巻頭言

1月の巻頭言

聖なる年に向けて

ダファーダー・ドミニク

皆さま、新年あけましておめでとうございます。新しい年を迎え、新しい出発の機会をいただいて、神様に感謝します。

2025年は聖年です。聖年は喜びの年です。旧約聖書ではジュビリーについては、レビ記25章に詳しく記されています。「この五十年目の年を聖別し、全住民に解放の宣言をする……レビ記25.8」。イスラエル社会は、特別な掟に従って、土地、奴隷、経済の平等を回復するためにヨベルの年、ジュビリーを定めました。新約聖書にはジュビリーについてこう述べています。「主の霊がわたしの上におられる。...主の恵みの年を告げるためである」(ルカ4.18-19).聖なる年は神の恵みの年と呼ばれます。カトリック教会において聖年は霊的な恵みと信仰の成長のための特別な時期です。一番最初に聖年が祝われたのは、1300年、教皇ボニファティウス8世の時でした。今では25年ごとに聖年を祝っています。この聖なる年が目指すのは霊的なことで、神の赦しと慈しみをいただいて神に立ち戻ることでした。

ご存知のように、教皇フランシスコはこの聖年2025のために特別な文章『Spes non confundit(希望は欺かない)』を書きました。聖年のテーマは希望の巡礼者です。教皇フランシスコの著書には、『希望』が良く用いられ、なんと96回も登場します。聖年の間、様々な行事が計画されていますが、大切なことはしっかりと信仰生活を送り、神の恵みと憐れみを受けて神に立ち返り、神との関係を深めることです。神は欺くことのない神ですから、この希望のうちに聖年を行うことは必要だと思います。

この聖なる年には多くのしるしがあります。例えば、ローマへの巡礼、聖なる扉、ローマにある色々な教会への訪問、赦しの秘跡、免償、祈りなどです。これらのしるしを通して、私たちは神に赦され、神の恵みを受けることができるのです。このしるしの中で興味深いのは聖なる扉です。聖年が始まるとき、ローマにある四つの大聖堂 サン・ピエトロ大聖堂、サン・ジョバンニ・イン・ラテラノ大聖堂、サンタ・マリア・マッジョーレ大聖堂、サン・パオロ・フオーリ・レ・ムーラ大聖堂 の扉が開けられ、聖年の終わりにはこれら四つの扉が閉じられます。この四つの扉のほかに聖なる扉はありません。聖なる扉の意味は聖書に書いてあります。「私は門である。私を通して入る者は救われる」(ヨハネ10.9)。イエスは救う門です。ですから、この聖なる扉を通ることは、神の赦しと慈しみを受け、神と和解し、カトリック教会の共同体における交わりを深めるということです。

では、私たちはこの聖年をどのように生きればよいのでしょうか?

この聖年を生きることは、現代の世界にある様々な困難にもかかわらず、希望と確信をもって未来を見つめる助けとなります。
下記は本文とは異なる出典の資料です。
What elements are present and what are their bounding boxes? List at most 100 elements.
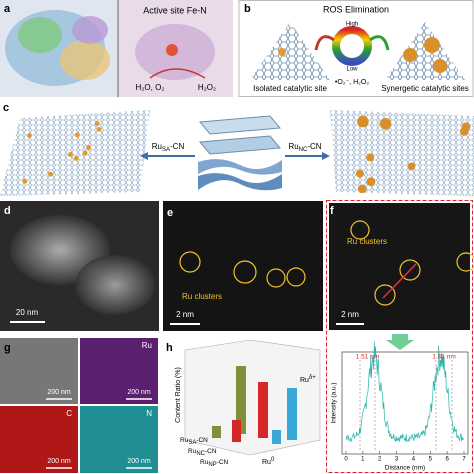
ru-cluster [403,48,417,62]
scale-text: 200 nm [127,458,151,465]
arrowhead [322,152,330,160]
cluster-circle [374,284,396,306]
sample-label: RuNC-CN [188,448,217,457]
layer [199,115,281,135]
haadf-tile [0,338,78,404]
ru-atom [48,171,54,177]
cluster-circle [179,251,201,273]
scale-text: 200 nm [127,389,151,396]
scale-text: 2 nm [176,310,194,319]
haadf-image [163,201,323,331]
panel-a: a Active site Fe-N H₂O, O₂ H₂O₂ [0,0,233,97]
panel-letter: b [244,3,251,15]
plot-frame [341,351,469,455]
panel-letter: a [4,3,11,15]
sample-label: RuSA-CN [152,142,185,152]
label-base: Ru [200,459,209,466]
ru-cluster [407,162,416,171]
arrow [369,35,390,51]
ru-cluster [357,184,367,194]
map-label: N [146,409,152,418]
species: •O₂⁻, H₂O₂ [335,79,369,86]
species-label: Ru0 [262,457,275,466]
panel-b: b ROS Elimination High Low •O₂⁻, H₂O₂ Is… [238,0,474,97]
panel-letter: e [167,207,173,219]
x-axis-label: Distance (nm) [385,465,425,472]
ru-atom [26,133,32,139]
label-sup: 0 [271,457,275,463]
cluster-circle [350,220,370,240]
x-tick-label: 4 [412,457,416,463]
bar [212,426,221,438]
ru-cluster [357,115,369,128]
ru-cluster [379,117,392,130]
bar [232,420,241,442]
map-label: C [66,409,72,418]
cluster-circle [456,252,474,272]
ru-atom [86,145,92,151]
title: ROS Elimination [323,4,389,14]
species-label: Ruδ+ [300,375,316,384]
ru-cluster [366,177,376,187]
ru-cluster [433,59,447,73]
ru-atom [74,132,80,138]
bar [287,388,297,440]
label-suffix: -CN [170,142,184,151]
ru-atom [96,126,102,132]
bar [236,366,246,434]
lattice [250,22,330,80]
layer [198,173,282,191]
profile-line [382,263,417,299]
panel-letter: g [4,342,11,354]
bar [272,430,281,444]
peak-label: 1.41 nm [432,354,456,361]
annotation: Ru clusters [182,292,222,301]
label-sup: δ+ [309,375,316,381]
ru-atom [67,151,73,157]
panel-g: g Ru C N 200 nm 200 nm 200 nm 200 nm [0,338,158,473]
bar [258,382,268,438]
label-suffix: -CN [217,459,229,466]
panel-letter: f [330,205,334,217]
scale-text: 20 nm [16,308,39,317]
label-suffix: -CN [196,437,208,444]
fe-atom [166,44,178,56]
peak-label: 1.51 nm [356,354,380,361]
ru-atom [94,121,100,127]
scale-high: High [346,22,358,28]
label-sub: SA [162,147,170,153]
panel-h: h Content Ratio (%) RuSA-CN RuNC-CN RuNP… [166,339,321,468]
particle [75,255,155,315]
protein [18,17,62,53]
sample-label: RuSA-CN [180,437,208,446]
caption: Synergetic catalytic sites [381,84,469,93]
arrow [314,35,335,51]
x-tick-label: 6 [445,457,449,463]
x-tick-label: 0 [344,457,348,463]
ru-cluster [366,153,375,162]
scale-text: 200 nm [47,389,71,396]
scale-text: 200 nm [47,458,71,465]
cluster-circle [286,267,306,287]
reaction-arrow [149,68,206,79]
caption: Isolated catalytic site [253,84,327,93]
sheet [0,110,150,196]
arrowhead [140,152,148,160]
sample-label: RuNC-CN [288,142,321,152]
ru-cluster [459,127,469,136]
label-sub: SA [188,440,196,446]
scale-low: Low [346,67,358,73]
sheet [330,110,474,196]
panel-letter: h [166,342,173,354]
x-tick-label: 7 [462,457,466,463]
ru-cluster [355,169,365,178]
n-map [80,406,158,473]
label-base: Ru [152,142,162,151]
panel-letter: c [3,102,9,114]
ru-atom [22,178,28,184]
y-axis-label: Content Ratio (%) [175,367,182,423]
sample-label: RuNP-CN [200,459,229,468]
panel-c: c RuSA-CN RuNC-CN [0,100,474,198]
cluster-circle [266,268,286,288]
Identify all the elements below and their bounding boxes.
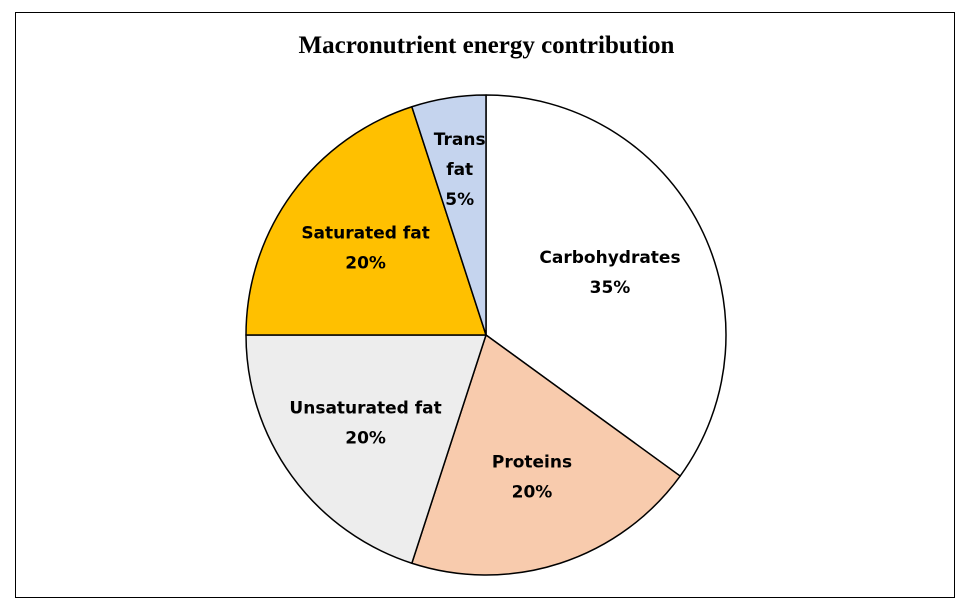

私たちは神の子、すなわち、希望の子です。ですから、神は決して私たちのことを忘れません。特にこの聖年の間、わたしたちは毎日神の言葉を聞き、ミサに与り、赦しの秘跡を受けるよう招かれています。教皇フランシスコはまた、私たちが希望の証人として生きるよう招いています。 聖なる年がこの世界に、また、一人ひとりの人生の中に平安と喜びを与えますように。この希望のうちに新しい年を始めましょう。